Vous avez sans doute entendu parler de la mort de l'abbé Boulan, ce Lyonnais original, qui avait jeté le froc aux orties pour exercer en pleine fin de siècle la profession archaïque de sorcier. C'est au cours d'un voyage à Paris que l'abbé Boulan passa de vie à trépas, - de sa belle mort à ce que disent les médecins et tous les gens de bon sens, - à la suite de maléfices lancés par des rivaux sans scrupules prétendent ses élèves.

Car l'abbé Boulan était chef de secte. Autour de cet apôtre des vieilles pratiques de la magie moyennageuse, gravitaient un petit clan de disciples dont quelques-uns, comme M. Huysmans, se sont fait une notoriété dans les lettres. Par contre il avait de farouches adversaires et à leur tête un autre Lyonnais, Joséphin Péladan, auteur incompréhensible de romans gonflés d'un prodigieux galimatias, et qui, lui aussi, est arrivé à la renommée, moins il est vrai par son talent que par le pontificat excentrique qu'il exerce solennellement et bruyamment sous le titre de « Sar ».

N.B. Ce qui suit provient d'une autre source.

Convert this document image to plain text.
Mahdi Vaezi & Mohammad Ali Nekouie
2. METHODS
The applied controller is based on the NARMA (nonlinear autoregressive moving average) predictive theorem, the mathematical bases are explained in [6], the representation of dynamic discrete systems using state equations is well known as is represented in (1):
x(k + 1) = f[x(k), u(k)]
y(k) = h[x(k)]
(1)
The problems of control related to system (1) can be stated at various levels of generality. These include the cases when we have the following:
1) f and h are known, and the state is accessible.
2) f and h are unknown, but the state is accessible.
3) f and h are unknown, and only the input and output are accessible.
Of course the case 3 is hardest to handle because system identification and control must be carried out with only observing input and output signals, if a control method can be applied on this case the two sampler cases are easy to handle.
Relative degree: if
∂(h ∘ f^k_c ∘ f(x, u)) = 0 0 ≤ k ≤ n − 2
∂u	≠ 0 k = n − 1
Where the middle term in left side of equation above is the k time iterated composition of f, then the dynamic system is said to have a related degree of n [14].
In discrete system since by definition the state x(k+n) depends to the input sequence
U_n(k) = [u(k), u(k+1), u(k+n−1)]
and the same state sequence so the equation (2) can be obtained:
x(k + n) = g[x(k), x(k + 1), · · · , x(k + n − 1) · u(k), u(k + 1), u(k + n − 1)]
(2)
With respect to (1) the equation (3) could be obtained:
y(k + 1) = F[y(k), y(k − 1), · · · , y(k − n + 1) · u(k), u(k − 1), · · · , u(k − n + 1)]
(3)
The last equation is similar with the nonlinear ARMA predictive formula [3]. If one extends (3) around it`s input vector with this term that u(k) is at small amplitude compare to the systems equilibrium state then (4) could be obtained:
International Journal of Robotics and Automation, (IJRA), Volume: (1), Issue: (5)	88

Les vicaires de l'abbé Boulan et les catéchumènes du Sar se disputent avec âpreté le monopole de la vraie magie, de celle qui n'est pas au coin du quai. Et c'est entre tous ces mages une lutte féroce et cocasse, à grand renfort de malédictions, d'anathèmes et d'envoûtements. A ce point qu'au décès de l'abbé, ses fidèles ont accusé le Sar de l'avoir assassiné, non pas par le poison, comme un simple Reinach, non pas par une corde au cou comme Gouffé, non pas par un coup de surin comme Mme Dellard - toutes ces armes ne sont pas congruentes aux crimes des sorciers, - mais au moyen de maléfices, sortilèges et autres machinations ténébreuses. Bref, l'abbé Boulan serait mort des suites d'un envoûtement opéré à distance par le Sar.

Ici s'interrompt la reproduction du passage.